On Sun, May 29, 2011 at 2:52 PM, Andy Seaborne<
[email protected]>  wrote:



On 28/05/11 08:30, Al Baker wrote:

I've been testing TDB for a while, and am very impressed with its
performance.  However, I do see the various emails on the mailing lists
warning of touching the files while an application with TDB is open
(presumably with an open Jena Model attached to the TDB directory).

What kind of reliability does TDB have to survive a power hit or
application
crash?

Are there some steps to take consistent and regular backups to mitigate
any
issues?

Basically looking to have some level of confidence that I can use TDB in
production, take a reasonable amount of steps to insure reliability, and
be
confident that I'll always either have a valid TDB store, or a way to
incrementally backup/rollback in the case of a severe crash/file system
error.

Thanks,
Al Baker


Hi Al,

Currently, TDB provides some update capabilities but relies on the
application maintaining MRSW (Multiple Reader Or Single Writer) concurrency
semantics together with a clean shutdown.  Many of the reports are due to
letting two writers access the database at the same time or crashes without
ensuring a sync() is done which currently is important for updates.

For read-only usage, the database is safe - it is modified or reorganised
by reads so loss of machines or applications does not damage the on-disk
database.

TDB is an in-process database - one JVM controls the database.  Having two
managing the files also will cause damage.

You can backup a database by copy but only from a running system if you
co-ordinate with a sync() which makes the on-disk structures consistent.
  Stopping the DB is better and is needed on some OS's but dumping to N-Quads
can be done on a live database.

For updates, there are periods of vulnerability.  This is being addressed
by adding ACID transactions to TDB.  The transaction system is based on
write-ahead logging; read requests go straight to the DB as before so
performance there will be unchanged.

The disk format is (probably) going to be unchanged.  There are some
improvements that can be made but they aren't necessary.

The bulk loader used to build a database from scratch will provide the best
load performance.  It will remain non-transactional.
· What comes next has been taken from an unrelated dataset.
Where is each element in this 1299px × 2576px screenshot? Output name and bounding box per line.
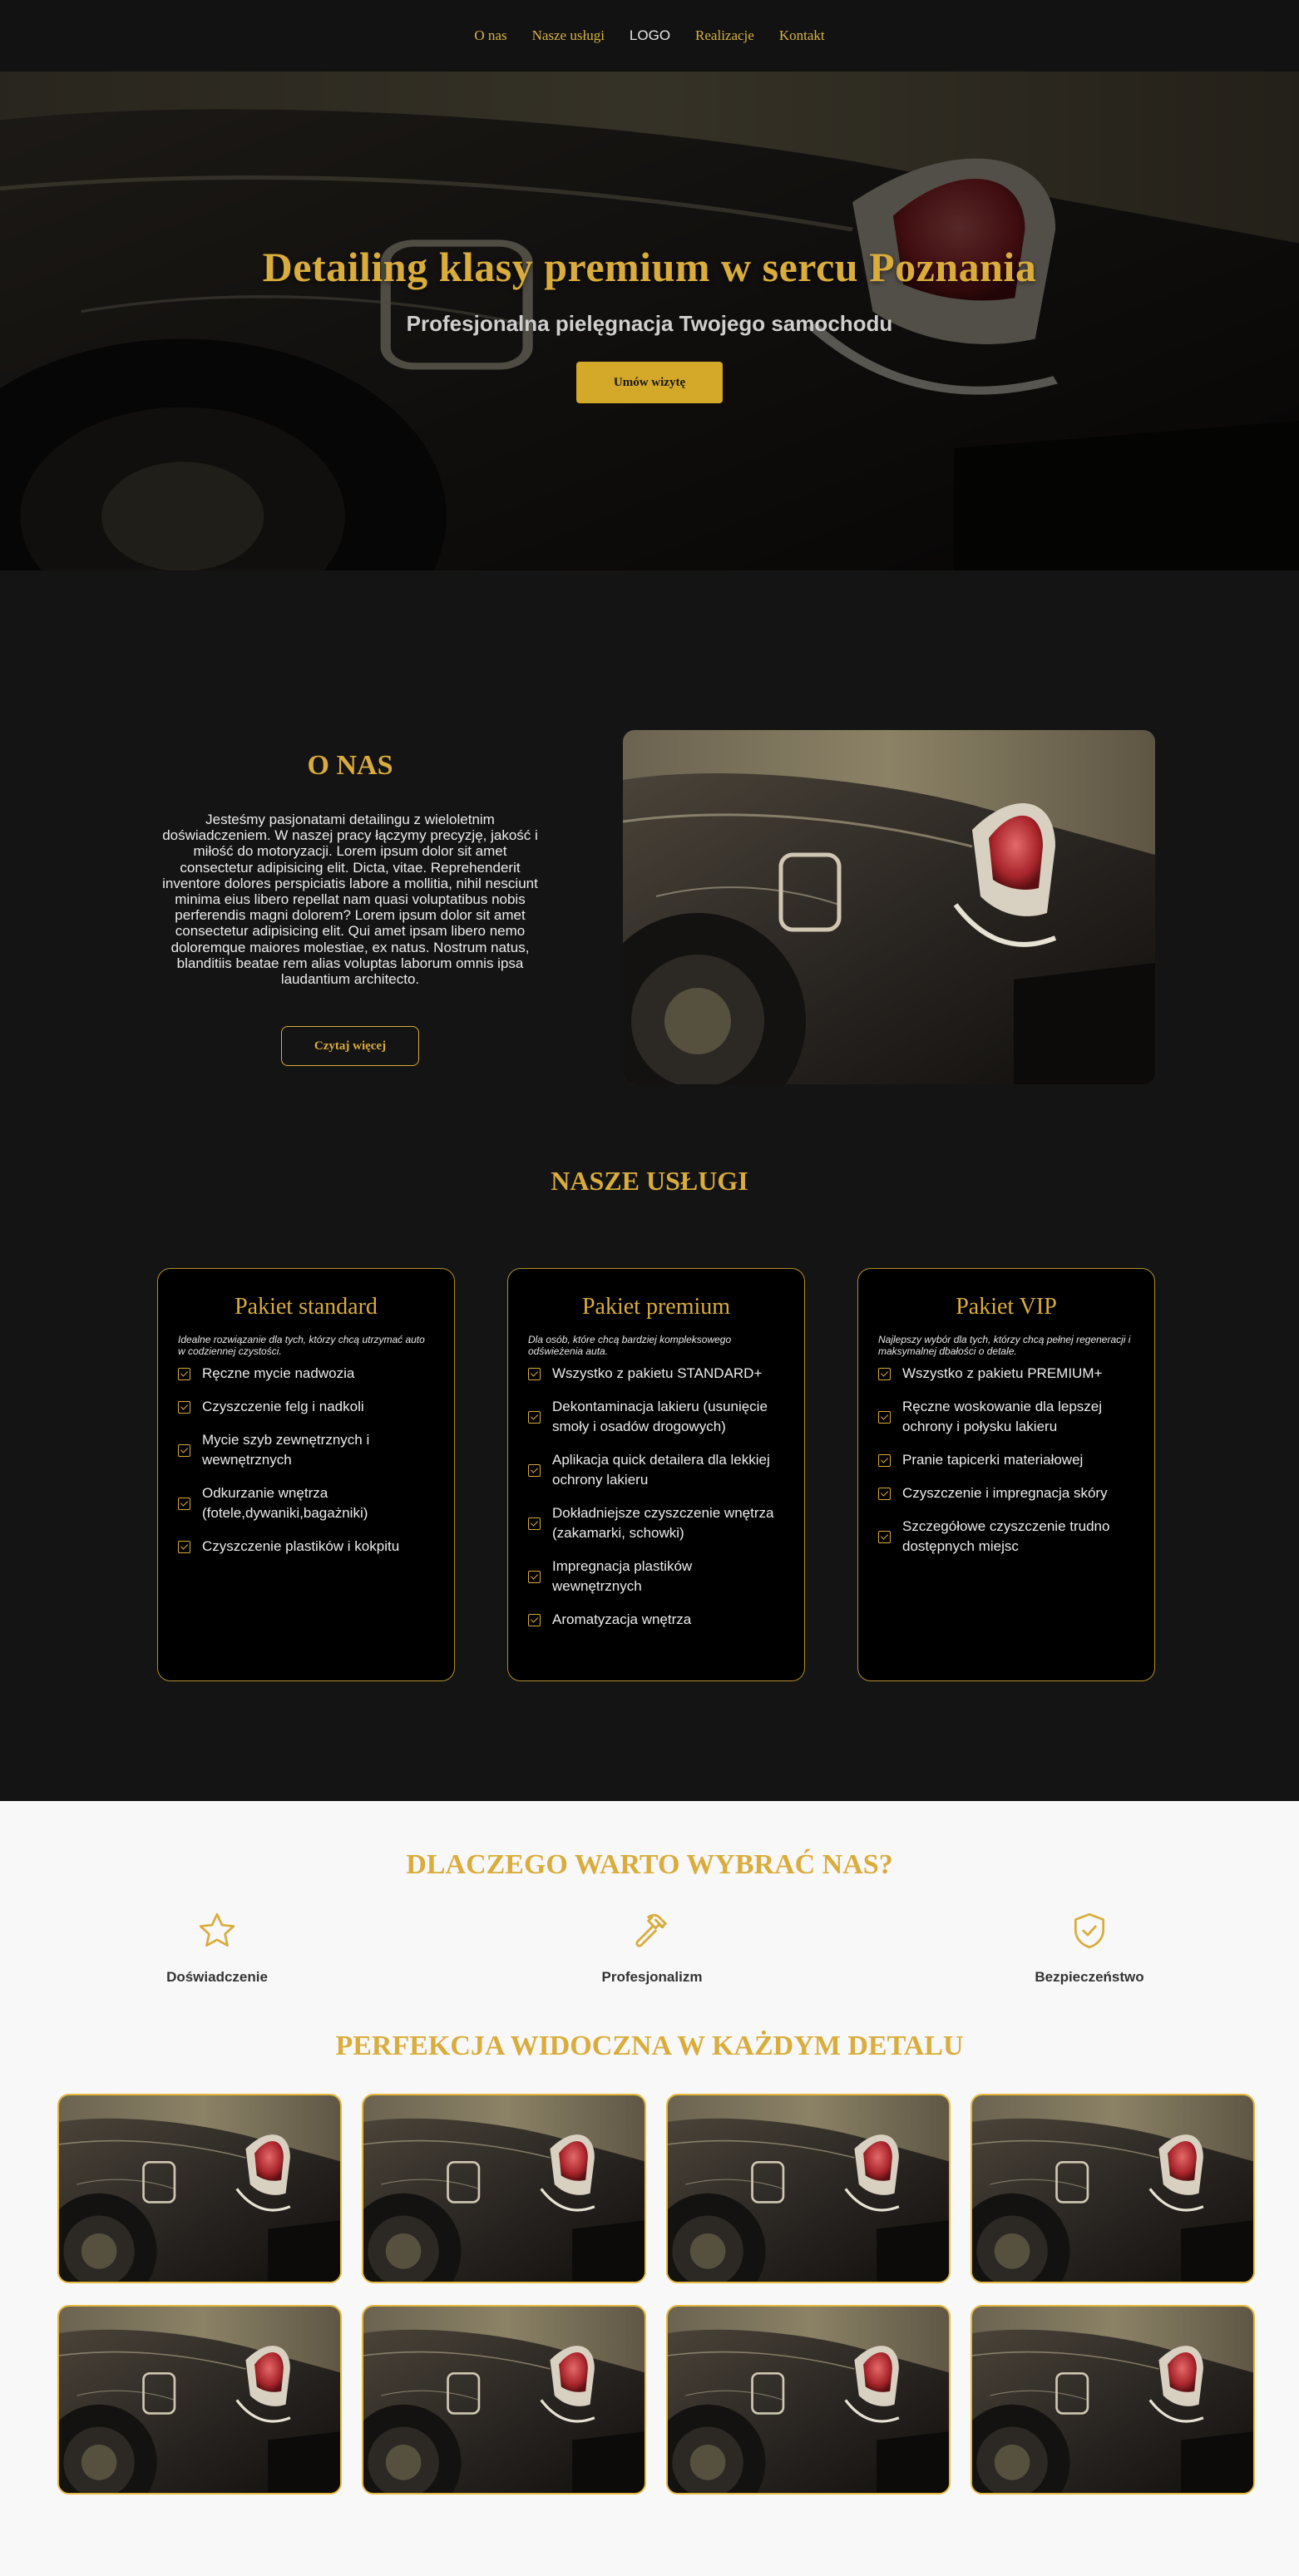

Transactions will be
aimed at non-bulk updates.  Where the practical boundary will be will emerge
in testing.

The transaction work is active-work-in-progress [*] but I'm not going to
give specific release schedules except to say that as an open source
project, "release early, release often" of development versions will happen.

        Andy

[*] Indeed, I'm writing a journaled file abstraction at this moment.